Most of the animation community has been focused on The Princess and the Frog, which the House of Mouse releases this holiday season. But there's another feature coming out this November, currently in production in northern California.
Not much of the picture has been rolled out yet, but a few snippets have been screened:
New York press and movie critics got their first glimpse at an animated Jim Carrey as Ebenezer Scrooge in a presentation of 3-D footage from Disney’s “A Christmas Carol” at the Regal E-Walk Theatre this week.
Two scenes were shown from the performance capture-driven film, directed by Robert Zemeckis (”Polar Express“), along with a montage of clips and a teaser trailer ...
... [One] scene shown sees Jacob Marley’s ghost crashing in on Scrooge during the night. It is here that the film shows off its high tech special wizardry. Thanks to the 3D effects work, Marley’s ghost hovers off the screen and glows with incandescent color ...
Image-Movers Digital, Disney's San Rafael animation studio in northern California, has been hard at work on Christmas Carol for a couple of years now. (I went up there a few weeks ago and talked to part of the crew about union pension and health coverage, also about how the picture is going. The answer: "Pretty well".)
DIsney has a small unit working on the feature here in L.A., and I've walked through it chatting people up, admiring the artwork on the walls. I've got no idea about the overall quality of the movie, but the London scenics are top-notch. People are going to be immersed in 19th century London, in Victorian staircases and alley ways and candle-lit sitting rooms and shops like they've never been immersed before.

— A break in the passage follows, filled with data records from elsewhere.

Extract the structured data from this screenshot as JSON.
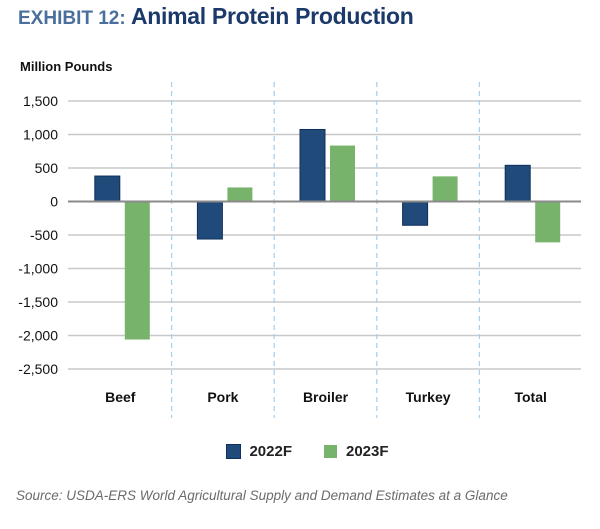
{
  "title": {
    "prefix": "EXHIBIT 12:",
    "main": "Animal Protein Production"
  },
  "source": "Source: USDA-ERS World Agricultural Supply and Demand Estimates at a Glance",
  "colors": {
    "series_2022F": "#1f4a7a",
    "series_2022F_outline": "#102f5c",
    "series_2023F": "#77b36b",
    "gridline": "#c8c8c8",
    "zero_line": "#8a8a8a",
    "divider": "#a9d2ee"
  },
  "chart_data": {
    "type": "bar",
    "title": "Animal Protein Production",
    "xlabel": "",
    "ylabel": "Million Pounds",
    "categories": [
      "Beef",
      "Pork",
      "Broiler",
      "Turkey",
      "Total"
    ],
    "series": [
      {
        "name": "2022F",
        "values": [
          380,
          -560,
          1075,
          -355,
          540
        ]
      },
      {
        "name": "2023F",
        "values": [
          -2060,
          210,
          835,
          375,
          -610
        ]
      }
    ],
    "ylim": [
      -2500,
      1500
    ],
    "yticks": [
      1500,
      1000,
      500,
      0,
      -500,
      -1000,
      -1500,
      -2000,
      -2500
    ],
    "ytick_labels": [
      "1,500",
      "1,000",
      "500",
      "0",
      "-500",
      "-1,000",
      "-1,500",
      "-2,000",
      "-2,500"
    ],
    "grid": true,
    "legend": "bottom-center"
  }
}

But how it performs at the box office? I've no idea.
9 comments:
This movie look amazingly, they make like the brilliant movie Polar Express. Can't wait!
Best Regards,
Iszaham
http://iszaham.blogspot.com/2009/07/christmas-carol-international-poster.html
the brilliant Polar Express????
Many people don't know this, but Zemeckis himself was the first CG cyborg director in LA, created by Steven Spielberg at USC in the early 80's. Originally looking much like Max Headroom, his human likeness has become more believable as microprocessors have become more powerful. Today, because of the influence of blockbuster popcorn bullshit movies launched by Steven, the differences between real directors and these AI directors have become nearly impossible to detect, save for the that creepy dark soulless stare of their eyes. However, you can still detect AI directors in Hollywood - their films have absolutely nothing to say.
Polar Express a brilliant movie??!?
what, are you like three years old, Iszaham?!?
That movie was awfull!! You need to set your standarts a lot higher than that.
R.
I saw a trailer for The Christmas Carol in front of Ice Age 3. It's either going to be really good, or really, spectacularly, amazingly bad. If Zemeckis is going to fail, he's going to fail in the most grand, over-the-top fashion imaginable.
So yeah, I'm interested.
Yeah, what I want to do is sit there for an hour and a half and watch footage from a video game, which is what the trailer felt like.
Yuck. I wish Zemeckis would go back to live action films, but that probably won't happen because he has to spend so much less time with actors this way. And he's tired of working with them even though he won't say so publicly.
The movie is being made in Novato, not San Rafael. The new space is really great looking; I just wish you could say the same for the movie.
The movie is being made in Novato, not San Rafael.
Right, Novato. My bad.
If I was allowed in the place I might remember where it was.
I've seen a lot of what's done, and while I cannot fault the artists hard at work on this film, it is a complete mess, and very hard to watch. It's busy, muddy looking, and has "uncanny valley" all over it. The character "designs," if you can call them that, are slightly (and badly) tweaked versions of the actors. What a shame. I'd rather see these great actors than the motion captured/blanded down versions. What is Robert Zemeckis doing? Has he lost his mind?
Whatever it is, it certainly is not animation, and oddly doesn't even take advantage of motion capture very well! No wonder the press sneak peak garnered a lot of negativity.